For starters, the head and shoulder portrait of the wolf is a dime a dozen. Thanks to game farms where you can walk up, pay your money, and have charismatic predators posed for you in great light, the market is completely saturated with these technically perfect, but cliché and uninspiring photographs.
The photograph of the black wolf, however, is completely different. Everything about this photo cries predator. Everything about this photograph suggests a chance encounter in the wild with a wolf at hunt. The photograph conjures up any number of adjectives one might use to describe a wolf or any other type of predator for that matter. And it’s these adjectives, and the story they tell, that allows this photograph to sell over and over again.

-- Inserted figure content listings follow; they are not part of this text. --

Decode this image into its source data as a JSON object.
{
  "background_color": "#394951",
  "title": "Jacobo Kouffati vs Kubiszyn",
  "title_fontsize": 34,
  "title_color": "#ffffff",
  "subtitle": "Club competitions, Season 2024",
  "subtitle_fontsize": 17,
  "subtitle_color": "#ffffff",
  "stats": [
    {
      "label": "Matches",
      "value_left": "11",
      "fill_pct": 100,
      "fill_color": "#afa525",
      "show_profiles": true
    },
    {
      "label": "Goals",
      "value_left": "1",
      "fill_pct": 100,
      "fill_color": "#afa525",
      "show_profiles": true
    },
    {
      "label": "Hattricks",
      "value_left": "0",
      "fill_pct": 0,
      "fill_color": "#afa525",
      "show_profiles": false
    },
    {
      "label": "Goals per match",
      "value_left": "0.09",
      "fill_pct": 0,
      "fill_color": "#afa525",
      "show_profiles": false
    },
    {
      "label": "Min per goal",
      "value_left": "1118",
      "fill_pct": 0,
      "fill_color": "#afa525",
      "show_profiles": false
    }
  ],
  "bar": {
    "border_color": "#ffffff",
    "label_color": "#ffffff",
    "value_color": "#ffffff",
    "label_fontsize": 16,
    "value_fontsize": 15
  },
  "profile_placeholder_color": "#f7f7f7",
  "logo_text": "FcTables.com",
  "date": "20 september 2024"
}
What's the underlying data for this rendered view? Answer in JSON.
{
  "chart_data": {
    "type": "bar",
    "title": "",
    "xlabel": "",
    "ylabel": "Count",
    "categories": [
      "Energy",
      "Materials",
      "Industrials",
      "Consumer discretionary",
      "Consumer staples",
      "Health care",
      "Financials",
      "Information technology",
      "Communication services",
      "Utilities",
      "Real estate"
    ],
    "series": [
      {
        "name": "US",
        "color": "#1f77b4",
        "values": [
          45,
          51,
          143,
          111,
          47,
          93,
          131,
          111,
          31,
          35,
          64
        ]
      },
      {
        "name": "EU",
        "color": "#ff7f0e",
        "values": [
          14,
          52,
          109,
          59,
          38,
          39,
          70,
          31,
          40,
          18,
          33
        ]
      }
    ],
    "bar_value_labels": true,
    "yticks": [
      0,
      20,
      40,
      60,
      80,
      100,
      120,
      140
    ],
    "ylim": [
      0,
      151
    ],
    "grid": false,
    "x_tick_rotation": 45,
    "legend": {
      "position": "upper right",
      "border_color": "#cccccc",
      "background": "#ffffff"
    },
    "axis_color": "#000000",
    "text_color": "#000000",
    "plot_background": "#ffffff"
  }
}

Another example of this concept would be the brown bears of Alaska. I make an annual pilgrimage to photograph these bears while they are fishing for salmon every year. As the person behind the lens, it’s the heart-stopping experience of having a bear charge through the water straight toward me (chasing after a salmon, of course), that makes the whole thing addicting and keeps bringing me back.
When I analyze my stock photography sales, my number 1 selling photograph, above all my other images with stock agencies, is of a brown bear from one of these trips to Alaska. However, it is not one of the frame-filling images of a bear charging through the water. Those images make very little money. Instead, it’s one of the most mundane photos of a brown bear I have put up for sale.
In this photograph, you see an old sow walking across a very shallow part of the river with mountains in the background. The light isn’t even all that great. And yet, I sell this photograph an average of 20 times every month. Discovery has purchased it. The BBC has purchased it. Forbes has purchased it. The Atlantic Monthly has purchased it.
Why?
The photograph communicates something that a wide variety of editors and art buyers are looking for. In so many ways, this photograph is quintessential Alaska.
Mountains. Water. Big Bears. Bigger wilderness. Alaska.
As a visual artist, to me, the photo isn’t sexy. It’s not one I am going to hang on my wall. It’s not one that I would ever attempt to sell as a fine art piece. But it is editorial paydirt.
Another one of my top-selling photographs is of a coatimundi (related to raccoons), that I photographed in Panama back in 2019. The photo is of a coati (the name is often shortened this way) running across a fallen log. I photographed this little guy with a 70-200mm lens. And in doing so, the photograph shows a larger picture with the cloud forest in the background and the subject taking up only 10% or less of the composition. And like the photo of the bear in Alaska and the wolf in the sagebrush, this photograph sells again and again.
Why?
What do all three of these photographs have in common with each other? Each of them are what we might call environmental portraits. Each of them required big-picture thinking.
Environmental photographs like these incorporate all that other stuff in the composition. Sort of like the 4-year-old’s drawing of a house and trees and a driveway, these photos show the habitat. They show the animal interacting with, and existing within, their world. And these types of photographs outsell my portraits 100 to 1.
100 to 1!
When it comes to the business of wildlife photography, understanding what types of photographs sell and which types do not is important. This is market analysis. What do the buyers of photographs want? What type of compositions oversaturate the market? Which ones are in high demand?
None of this is to say that you shouldn’t pursue the photographs that inspire you. Staying inspired is one of the biggest hurdles that all of us face once we have been in the game for any amount of time. But it’s also important to begin thinking about and seeing the bigger picture. Because when it comes to selling wildlife photography in the second decade of the 21st century, the big pictures pay mortgages.